– ¡Mi Encarna! ¡Ay, Encarnita de mi corazón! ¡Mi Encarna!

Las voces convocaron a la criadita con el pasmo en la cara y un trapo sucio en una mano y a un sólido calvo en pantuflas y bata de terciopelo que preguntó un ¿qué pasa aquí? antes de que la dama se arrojara en sus brazos, con tal ímpetu que le hizo perder la estabilidad y con ella la chinela izquierda.

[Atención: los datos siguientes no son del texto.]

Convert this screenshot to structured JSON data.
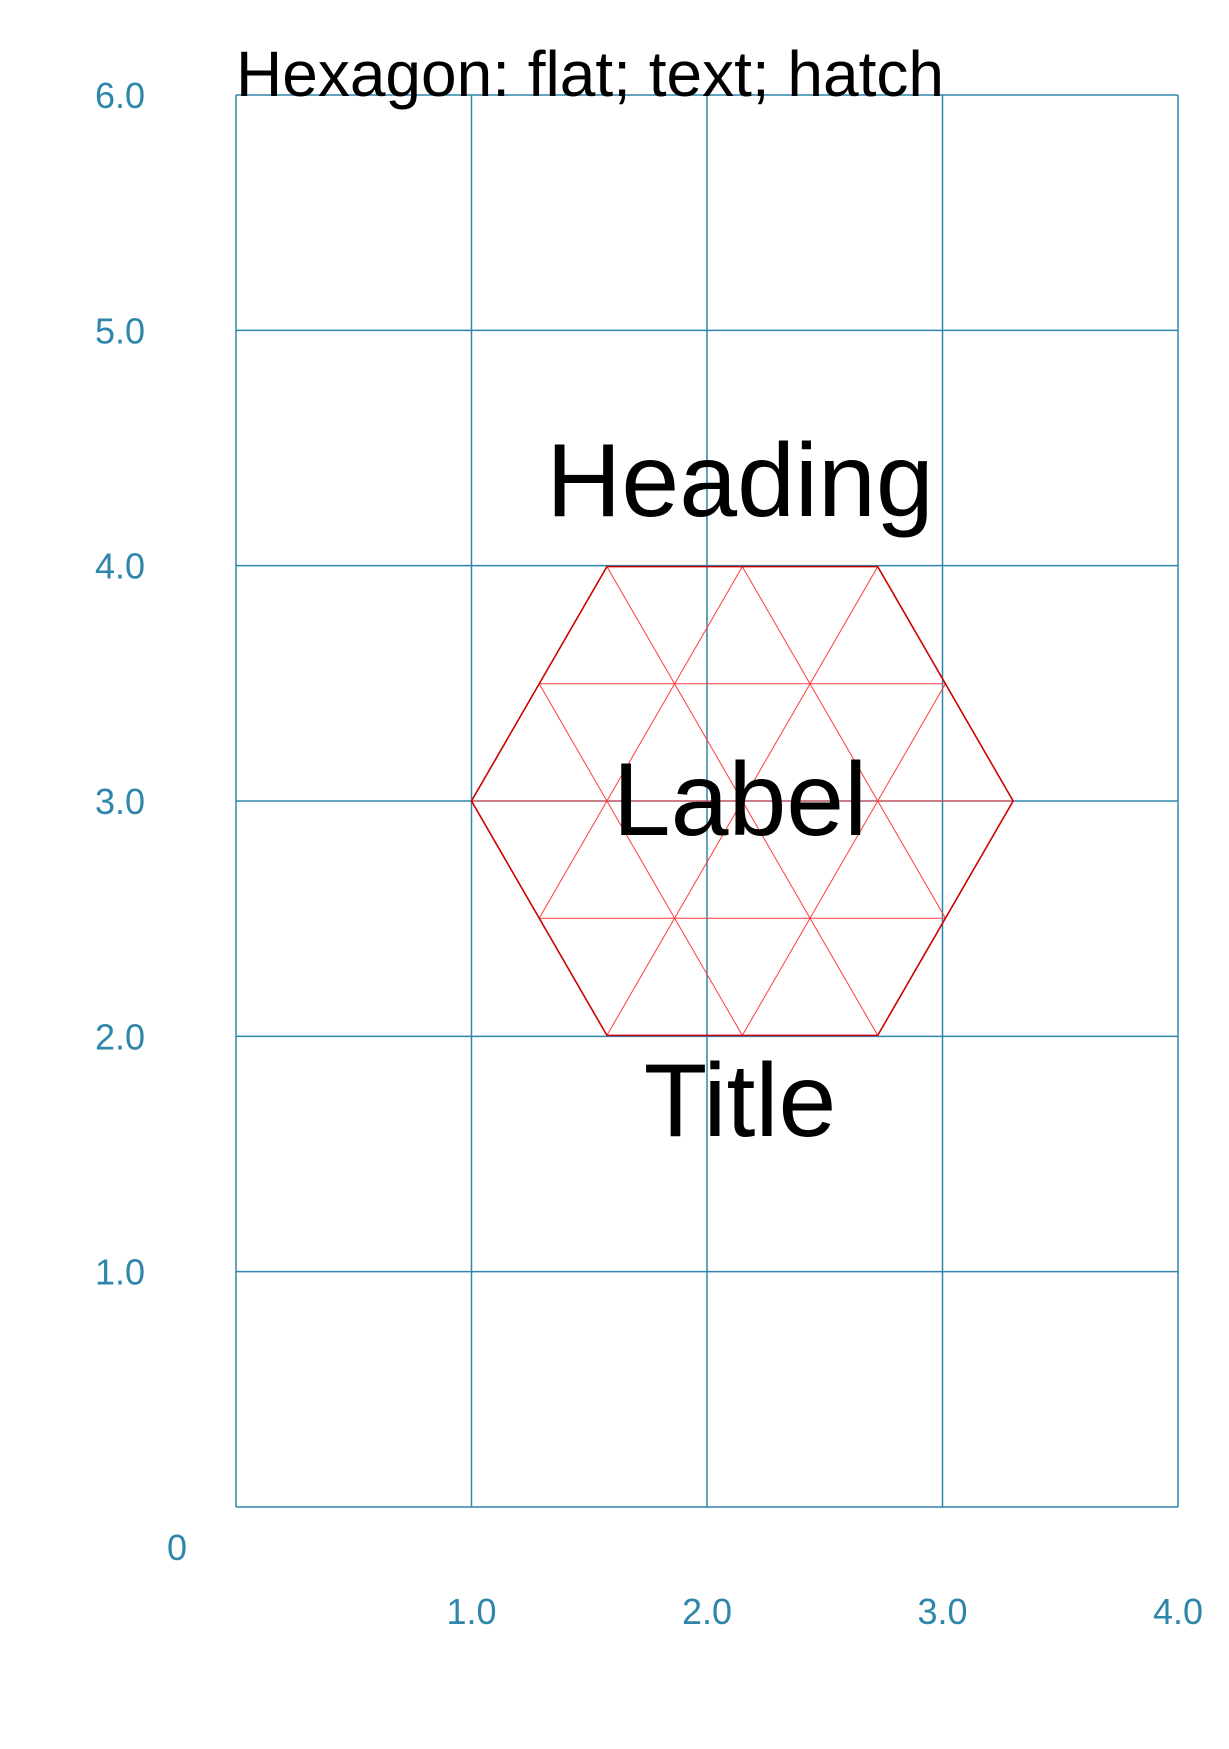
{
  "title": "Hexagon: flat; text; hatch",
  "colors": {
    "grid": "#2e86ab",
    "shape": "#cc0000",
    "hatch": "#ff3b3b",
    "text": "#000000"
  },
  "axes": {
    "origin_label": "0",
    "x_ticks": [
      "1.0",
      "2.0",
      "3.0",
      "4.0"
    ],
    "y_ticks": [
      "6.0",
      "5.0",
      "4.0",
      "3.0",
      "2.0",
      "1.0"
    ],
    "x_range": [
      0,
      4
    ],
    "y_range": [
      0,
      6
    ],
    "grid": true
  },
  "hexagon": {
    "orientation": "flat",
    "center": [
      2.15,
      3.0
    ],
    "radius": 1.15,
    "hatch": "triangular"
  },
  "labels": {
    "heading": "Heading",
    "label": "Label",
    "title": "Title"
  }
}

Habían menguado los entrecortados sollozos y la habitación olía a agua del Carmen y a lágrimas. El hombre tenía las tres pecheras empapadas de las lágrimas de su mujer, la de la bata, la de la camisa y la de la camiseta que se adivinaba al fondo de una aproximación visual a su escote.

– ¿Ya estás mejor, Paquita?

– Mejor. ¿Cómo puedo estar mejor?

– Tenía que suceder.

– ¿Por qué tenía que suceder?

– Porque Encarnita tenía la cabeza a pájaros.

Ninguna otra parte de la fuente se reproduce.